Embora eu normalmente compartilhe das opiniões políticas progressistas dos meus alunos, estou preocupado com a preocupação deles com a justiça em detrimento da complexidade. Eles não querem ser vistos representando valores que não defendem pessoalmente. O resultado é que, num momento em que o nosso mundo nunca pareceu mudar tão rapidamente e ser desconcertante, as nossas histórias estão a tornar-se mais simples, menos matizadas e menos capazes de se envolverem com as realidades que vivemos.

Não posso culpar os escritores mais jovens por acreditarem que é seu trabalho transmitir uma moralidade pública vigorosamente correta. Essa mesma expectativa se infiltra em todas as modalidades em que trabalho: romance, teatro, TV e cinema. As demandas do Internet Nathan e do Internet Ryan – e as ansiedades dos meus pupilos – não são tão diferentes daquelas dos guardiões da indústria que trabalham na terra de ninguém entre a arte e o dinheiro e cujo trabalho é despojar as histórias de qualquer coisa que possa ser eticamente obscuro.

Trabalhei em salas de roteiristas de TV onde “notas de simpatia” vinham do alto assim que um personagem complexo aparecia na página – especialmente quando o personagem era feminino. A preocupação com sua simpatia era na maioria das vezes uma preocupação com sua moral: ela poderia ser vista como promíscua? Egoísta? Agressivo? Ela era uma má namorada ou uma má esposa? Com que rapidez ela poderia ser reabilitada e se tornar uma cidadã modelo para os telespectadores?

A TV não está sozinha nisso. Um diretor com quem estou trabalhando recentemente apresentou nosso roteiro a um estúdio. Quando os executivos foram aprovados, disseram à nossa equipe que era porque os personagens eram muito moralmente ambíguos e que eles foram encarregados de buscar material em que a lição fosse clara, para não perturbar sua base de clientes. O que eles não disseram, mas não precisavam, é que, na ausência de financiamento federal adequado para as artes, a arte americana está ligada ao mercado. O dinheiro é escasso e muitas empresas não querem pagar por histórias às quais os telespectadores possam se opor se puderem comprar algo que tenha um papel suave no fundo de nossas vidas.

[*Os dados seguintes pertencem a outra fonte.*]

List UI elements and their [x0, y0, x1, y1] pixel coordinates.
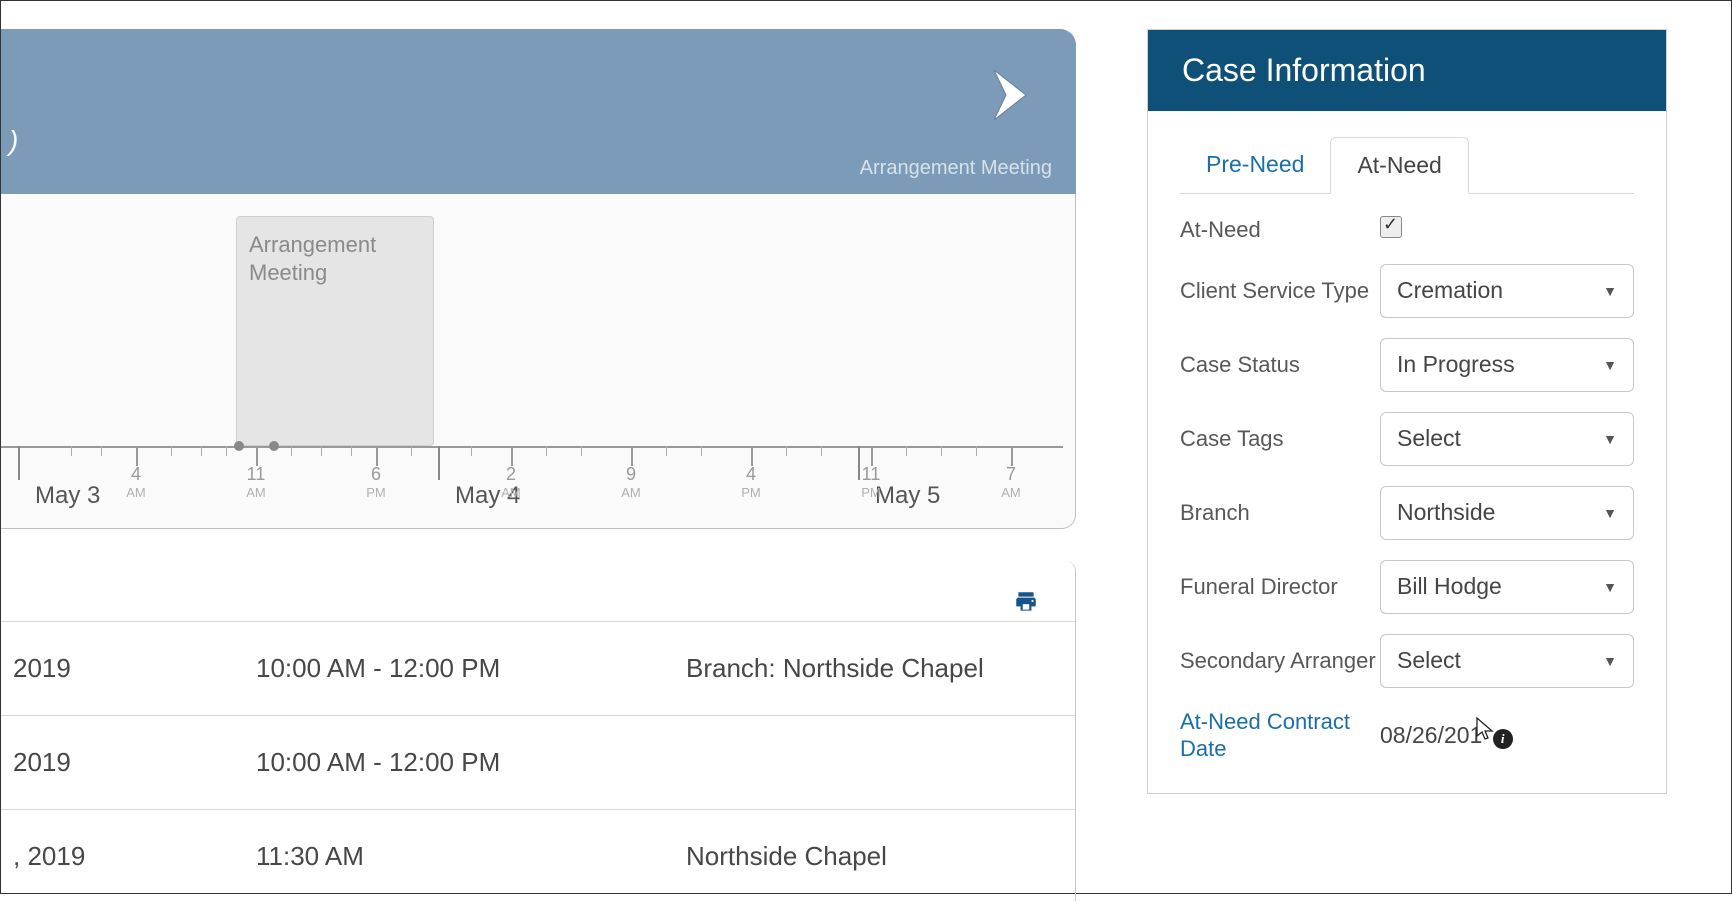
branch-select[interactable]: Northside ▼	[1380, 486, 1634, 540]
at-need-label: At-Need	[1180, 216, 1380, 244]
case-tags-select[interactable]: Select ▼	[1380, 412, 1634, 466]
panel-title: Case Information	[1148, 30, 1666, 111]
detail-date: 2019	[1, 653, 256, 684]
detail-location: Branch: Northside Chapel	[686, 653, 1075, 684]
timeline-date-label: May 3	[35, 482, 100, 510]
detail-row: 2019 10:00 AM - 12:00 PM Branch: Northsi…	[1, 621, 1075, 715]
funeral-director-select[interactable]: Bill Hodge ▼	[1380, 560, 1634, 614]
tab-pre-need[interactable]: Pre-Need	[1180, 137, 1330, 193]
chevron-down-icon: ▼	[1603, 283, 1617, 299]
secondary-arranger-label: Secondary Arranger	[1180, 647, 1380, 675]
header-truncated-text: )	[9, 125, 18, 157]
timeline-axis: May 3 May 4 May 5 4AM 11AM 6PM 2AM 9AM 4…	[1, 446, 1063, 528]
at-need-checkbox[interactable]	[1380, 216, 1402, 238]
header-next-label: Arrangement Meeting	[860, 157, 1052, 180]
chevron-down-icon: ▼	[1603, 431, 1617, 447]
detail-time: 10:00 AM - 12:00 PM	[256, 653, 686, 684]
detail-date: 2019	[1, 747, 256, 778]
next-arrow-icon[interactable]	[984, 65, 1044, 125]
info-icon[interactable]: i	[1493, 729, 1513, 749]
at-need-contract-date-value: 08/26/201 i	[1380, 722, 1513, 748]
case-status-label: Case Status	[1180, 351, 1380, 379]
cursor-icon	[1475, 716, 1495, 742]
event-details-panel: 2019 10:00 AM - 12:00 PM Branch: Northsi…	[1, 561, 1076, 901]
timeline[interactable]: Arrangement Meeting May 3 May 4 May 5 4A…	[1, 194, 1076, 529]
chevron-down-icon: ▼	[1603, 579, 1617, 595]
at-need-contract-date-label[interactable]: At-Need Contract Date	[1180, 708, 1380, 763]
detail-time: 11:30 AM	[256, 841, 686, 872]
case-tags-label: Case Tags	[1180, 425, 1380, 453]
chevron-down-icon: ▼	[1603, 505, 1617, 521]
print-icon[interactable]	[1013, 589, 1039, 615]
detail-row: 2019 10:00 AM - 12:00 PM	[1, 715, 1075, 809]
branch-label: Branch	[1180, 499, 1380, 527]
detail-date: , 2019	[1, 841, 256, 872]
timeline-event-label: Arrangement Meeting	[249, 232, 376, 285]
detail-location: Northside Chapel	[686, 841, 1075, 872]
funeral-director-label: Funeral Director	[1180, 573, 1380, 601]
timeline-event-block[interactable]: Arrangement Meeting	[236, 216, 434, 446]
case-status-select[interactable]: In Progress ▼	[1380, 338, 1634, 392]
case-information-panel: Case Information Pre-Need At-Need At-Nee…	[1147, 29, 1667, 794]
header-banner: ) Arrangement Meeting	[1, 29, 1076, 194]
chevron-down-icon: ▼	[1603, 357, 1617, 373]
client-service-type-select[interactable]: Cremation ▼	[1380, 264, 1634, 318]
tab-row: Pre-Need At-Need	[1180, 137, 1634, 194]
chevron-down-icon: ▼	[1603, 653, 1617, 669]
tab-at-need[interactable]: At-Need	[1330, 137, 1468, 194]
detail-row: , 2019 11:30 AM Northside Chapel	[1, 809, 1075, 903]
secondary-arranger-select[interactable]: Select ▼	[1380, 634, 1634, 688]
client-service-type-label: Client Service Type	[1180, 277, 1380, 305]
detail-time: 10:00 AM - 12:00 PM	[256, 747, 686, 778]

Mas o que a arte nos oferece é crucial precisamente porque não é um pano de fundo insípido ou uma plataforma para simples directivas. Nossos livros, peças de teatro, filmes e programas de TV podem fazer muito por nós quando não servem como manuais de instrução moral, mas nos permitem vislumbrar nossas próprias capacidades ocultas, os contratos sociais escorregadios dentro dos quais funcionamos e as contradições que todos nós contém .

Precisamos de mais narrativas que nos digam a verdade sobre o quão complexo é o nosso mundo. Precisamos de histórias que nos ajudem a nomear e aceitar paradoxos, e não de histórias que os apaguem ou ignorem. Afinal, a nossa experiência de viver em comunidades uns com os outros é muitas vezes muito mais fluida e mutável do que rigidamente preto e branco. Temos os públicos que cultivamos, e quanto mais cultivamos públicos que acreditam que a função da arte é instruir em vez de investigar, julgar em vez de questionar, procurar uma clareza fácil em vez de manter múltiplas incertezas, mais nos encontraremos dentro de uma cultura definida pela rigidez, julgamentos instintivos e falta de curiosidade. No nosso mundo de condenação, divisão e isolamento, a arte – e não a moralização – nunca foi tão crucial.

Jen Silverman é dramaturga e autora dos romances “We Play Ourselves” e “There Going to Be Trouble”.